徳田龍之介院長の想いには、頭が下がると同時に、同行避難の素晴らしいモデルケースとして、業界としても支援をしていかねばならない。人とペットの同行避難を推進することにつながるという意味で、勉強になるケースである。

今やペットは飼い主にとってかけがいのない家族の一員である。

団体の連携について

ペット災害対策推進協会のように数団体並びに関係者から構成されるところもあるが、ほかにもさまざまな団体や組織がそれぞれの想いで支援活動を行っている。

私はこれまでの経験から、緊急時にはオールジャパン体制で支援をする組織、システムづくり、連携が必要だと考えている。近年、震災が連続して起こっていることを考えると、早急に震災対策の組織づくりが不可欠だと思う。環境省が音頭を取り、オールジャパン緊急支援体制づくりを構築していくべきだと思う。

この場合、被災地でない自治体による、人、人とペット、およびペットの受け入れも同時に考えていく必要がある。

支援金について

過去の震災でも数億円という善意のお金が集まったことは、みなさまもご存じだと思う。

これらの貴重な善意のお金を授受した団体および機関は、どのように貴重なお金を使わせていただくか、震災時を想定して普段から考えておく必要がある。また、支援していただいたみなさまに透明性を持って、使用実績の報告していくことも必要であるように思う。

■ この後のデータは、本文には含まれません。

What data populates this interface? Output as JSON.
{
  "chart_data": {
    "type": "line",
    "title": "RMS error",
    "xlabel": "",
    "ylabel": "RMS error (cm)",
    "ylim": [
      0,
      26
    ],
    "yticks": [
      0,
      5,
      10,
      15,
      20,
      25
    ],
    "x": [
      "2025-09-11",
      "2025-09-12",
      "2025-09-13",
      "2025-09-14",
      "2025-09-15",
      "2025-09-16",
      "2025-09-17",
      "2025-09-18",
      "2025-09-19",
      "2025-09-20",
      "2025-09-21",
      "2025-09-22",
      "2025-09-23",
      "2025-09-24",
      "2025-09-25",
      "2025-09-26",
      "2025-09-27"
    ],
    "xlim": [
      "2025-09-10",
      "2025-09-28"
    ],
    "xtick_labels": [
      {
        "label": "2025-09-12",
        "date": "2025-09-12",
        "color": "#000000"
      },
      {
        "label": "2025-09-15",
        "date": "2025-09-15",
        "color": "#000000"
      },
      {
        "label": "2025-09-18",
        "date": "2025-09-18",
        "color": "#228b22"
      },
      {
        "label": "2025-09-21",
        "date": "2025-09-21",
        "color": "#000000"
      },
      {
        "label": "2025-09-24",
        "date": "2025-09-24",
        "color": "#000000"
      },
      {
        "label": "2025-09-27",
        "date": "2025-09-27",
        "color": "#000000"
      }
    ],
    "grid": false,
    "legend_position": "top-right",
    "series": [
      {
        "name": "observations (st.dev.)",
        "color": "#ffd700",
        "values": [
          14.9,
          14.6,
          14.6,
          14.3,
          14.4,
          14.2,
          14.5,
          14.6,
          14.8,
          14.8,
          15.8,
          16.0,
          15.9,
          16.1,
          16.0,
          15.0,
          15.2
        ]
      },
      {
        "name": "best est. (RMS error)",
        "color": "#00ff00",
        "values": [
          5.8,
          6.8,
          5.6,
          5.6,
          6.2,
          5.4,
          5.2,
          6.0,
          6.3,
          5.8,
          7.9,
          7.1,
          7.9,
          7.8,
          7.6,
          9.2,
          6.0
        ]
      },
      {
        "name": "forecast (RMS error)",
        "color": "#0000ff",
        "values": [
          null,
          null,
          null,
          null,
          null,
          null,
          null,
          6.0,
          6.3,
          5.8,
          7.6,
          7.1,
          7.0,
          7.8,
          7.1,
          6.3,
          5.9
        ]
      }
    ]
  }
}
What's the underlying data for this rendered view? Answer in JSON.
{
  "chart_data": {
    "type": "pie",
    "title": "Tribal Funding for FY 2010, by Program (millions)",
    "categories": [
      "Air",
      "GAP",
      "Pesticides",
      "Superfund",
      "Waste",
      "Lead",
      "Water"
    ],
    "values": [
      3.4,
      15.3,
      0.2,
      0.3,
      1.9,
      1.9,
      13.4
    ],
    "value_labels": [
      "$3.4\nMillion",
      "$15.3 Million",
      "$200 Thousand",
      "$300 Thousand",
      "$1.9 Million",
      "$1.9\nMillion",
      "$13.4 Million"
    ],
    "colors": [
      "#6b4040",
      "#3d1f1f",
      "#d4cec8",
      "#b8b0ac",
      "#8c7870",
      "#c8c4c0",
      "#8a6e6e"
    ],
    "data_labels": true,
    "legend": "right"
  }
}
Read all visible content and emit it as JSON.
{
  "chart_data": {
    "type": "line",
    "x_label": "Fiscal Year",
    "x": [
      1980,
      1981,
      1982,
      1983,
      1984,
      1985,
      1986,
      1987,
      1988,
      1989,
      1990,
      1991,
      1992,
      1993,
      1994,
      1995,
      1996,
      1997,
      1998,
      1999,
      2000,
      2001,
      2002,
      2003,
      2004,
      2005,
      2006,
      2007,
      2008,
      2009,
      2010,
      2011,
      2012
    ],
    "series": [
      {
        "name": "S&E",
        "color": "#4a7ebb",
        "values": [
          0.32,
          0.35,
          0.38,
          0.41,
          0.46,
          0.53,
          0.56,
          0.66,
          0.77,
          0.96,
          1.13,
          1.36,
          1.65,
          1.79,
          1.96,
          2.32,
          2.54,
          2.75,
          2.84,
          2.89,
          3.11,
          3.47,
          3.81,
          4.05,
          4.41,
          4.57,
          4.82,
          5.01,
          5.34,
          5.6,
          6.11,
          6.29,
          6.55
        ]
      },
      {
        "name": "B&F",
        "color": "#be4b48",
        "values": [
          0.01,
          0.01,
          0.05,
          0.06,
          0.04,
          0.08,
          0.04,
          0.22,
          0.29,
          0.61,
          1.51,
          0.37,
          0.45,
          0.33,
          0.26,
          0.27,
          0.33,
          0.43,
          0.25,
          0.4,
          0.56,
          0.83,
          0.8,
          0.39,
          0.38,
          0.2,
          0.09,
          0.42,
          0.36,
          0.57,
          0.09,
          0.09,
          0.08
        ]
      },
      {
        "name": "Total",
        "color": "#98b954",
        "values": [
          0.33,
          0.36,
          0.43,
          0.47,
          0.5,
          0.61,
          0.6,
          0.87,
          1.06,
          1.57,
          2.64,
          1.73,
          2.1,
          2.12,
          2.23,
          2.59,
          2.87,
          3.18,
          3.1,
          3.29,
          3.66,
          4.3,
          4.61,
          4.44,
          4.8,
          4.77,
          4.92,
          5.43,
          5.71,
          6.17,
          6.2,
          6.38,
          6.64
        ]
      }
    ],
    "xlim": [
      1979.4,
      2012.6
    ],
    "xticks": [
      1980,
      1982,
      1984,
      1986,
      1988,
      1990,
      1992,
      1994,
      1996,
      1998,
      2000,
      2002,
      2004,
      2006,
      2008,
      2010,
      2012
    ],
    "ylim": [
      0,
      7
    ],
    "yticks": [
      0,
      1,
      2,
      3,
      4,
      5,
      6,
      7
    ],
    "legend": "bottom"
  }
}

募金が集まる団体もそれぞれ一番よい方法で支援しているものと信じているが、時には公に報告がないために疑いの目で見られる場合があるのは残念である。私の海外のビジネスパートナーから、最近100万円の寄付をしたいとありがたい申し出があった。人種を超えて、熊本地震の被災者とペットを助けたいという想いであり、心から感謝したいとともに貴重なお金を有効に活用させていただくとメールで返信した。持つべきものは国内外を問わず友人である。

人とペットの関係について

ペットの支援を考える場合、ややもするとペットの支援に目が行きがちだが、人とペットとの関係は切り離せない。

避難所や車内で不自由な生活を過ごしている被災者の方々の健康状態は極限に来ているようにも思われる。飼い主が健康でなければ、愛するペットのケアもできなくなる。その意味で、人とペットを同時にケアする制度づくりも大切だとつくづく感じている毎日である。今は、考えているより、いかに手を差し伸べるかが重要だ。